2) Jogo de Gato e Rato – 1ª Temporada

Nutro uma grande afetividade pelo episódio que marca o encerramento da primeira temporada, talvez por acreditar como Mulder, de estar próximo da verdade (na realidade estava bem longe dela). Carter não imaginava que a série seria renovada para uma segunda temporada e por isso trabalhou como fosse o último episódio. Seu texto prima pela densidade e atmosfera conspiratória. Marca o primeiro contato de Scully com o universo alienígena de Mulder e o foi o primeiro momento doloroso que presenciei na série, com a morte do emblemático informante Garganta Profunda (o carismático Jerry Hardini) que profetiza a célebre frase “Trust No One”.


1) A Maior das Mentiras – 4ª Temporada/ Em Busca da Verdade – Parte II – 5ª Temporada

É difícil dissociar estes dois capítulos já que ambos se completam, enquanto um abre, o outro fecha a trilogia (o primeiro encerra a 4 temporada e o segundo é do início da 5 temporada). Dentro da mitologia, não há episódios tão avassaladores quanto estes dois. Carter e Spotnitz jogam os fãs no seu pior pesadelo ao colocar Mulder e Scully pertos da morte. O primeiro é confrontado com suas crenças: E se tudo aquilo que ele acreditou até então, não passou de mentiras? O texto da dupla coloca até os pobres fãs diante da situação conflitiva, os levando acreditar que tudo não passou de um embuste. Um final de temporada arrepiante e doloroso.

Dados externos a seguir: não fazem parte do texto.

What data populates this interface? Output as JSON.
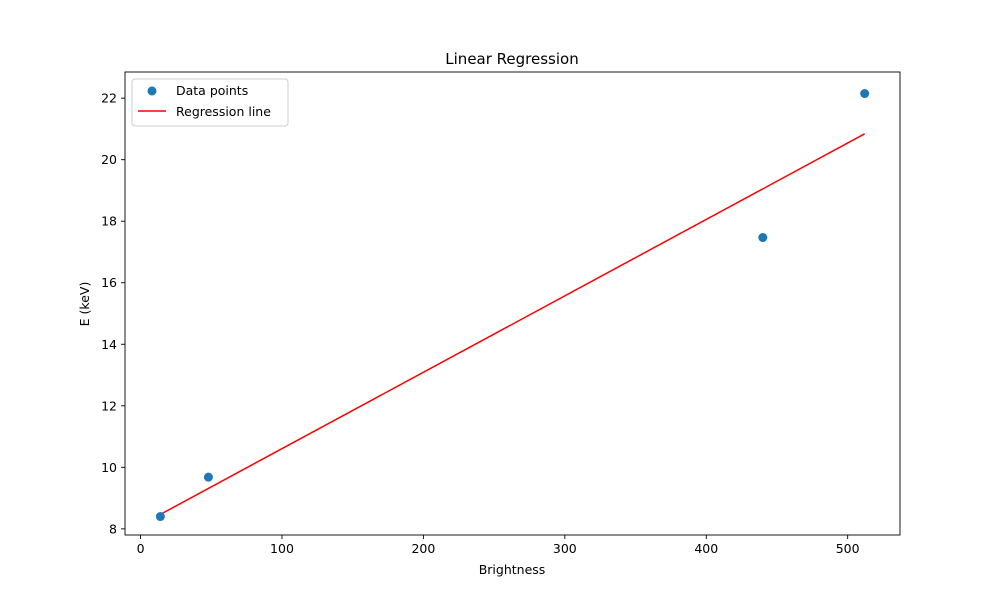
{
  "chart_data": {
    "type": "scatter",
    "title": "Linear Regression",
    "xlabel": "Brightness",
    "ylabel": "E (keV)",
    "xlim": [
      -11,
      537
    ],
    "ylim": [
      7.8,
      22.85
    ],
    "xticks": [
      0,
      100,
      200,
      300,
      400,
      500
    ],
    "yticks": [
      8,
      10,
      12,
      14,
      16,
      18,
      20,
      22
    ],
    "grid": false,
    "legend_position": "upper-left",
    "series": [
      {
        "name": "Data points",
        "kind": "scatter",
        "color": "#1f77b4",
        "points": [
          {
            "x": 14,
            "y": 8.4
          },
          {
            "x": 48,
            "y": 9.68
          },
          {
            "x": 440,
            "y": 17.47
          },
          {
            "x": 512,
            "y": 22.15
          }
        ]
      },
      {
        "name": "Regression line",
        "kind": "line",
        "color": "#ff0000",
        "points": [
          {
            "x": 14,
            "y": 8.47
          },
          {
            "x": 512,
            "y": 20.84
          }
        ]
      }
    ]
  }
}
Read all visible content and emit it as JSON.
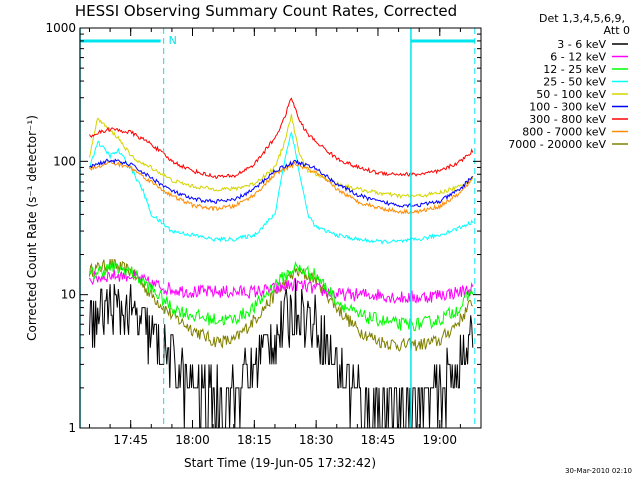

Já em Busca da Verdade coloca Scully próxima da morte mais uma vez, em razão ao câncer que ela adquiriu. Com uma parte dramatúrgica convincente e bem encenada, o enredo conspiratório é altamente envolvente culminando em um dos momentos mais forte da série: a possível morte do Canceroso. Em outras palavras, ambos são a Masterpiece da mitologia conspiratória.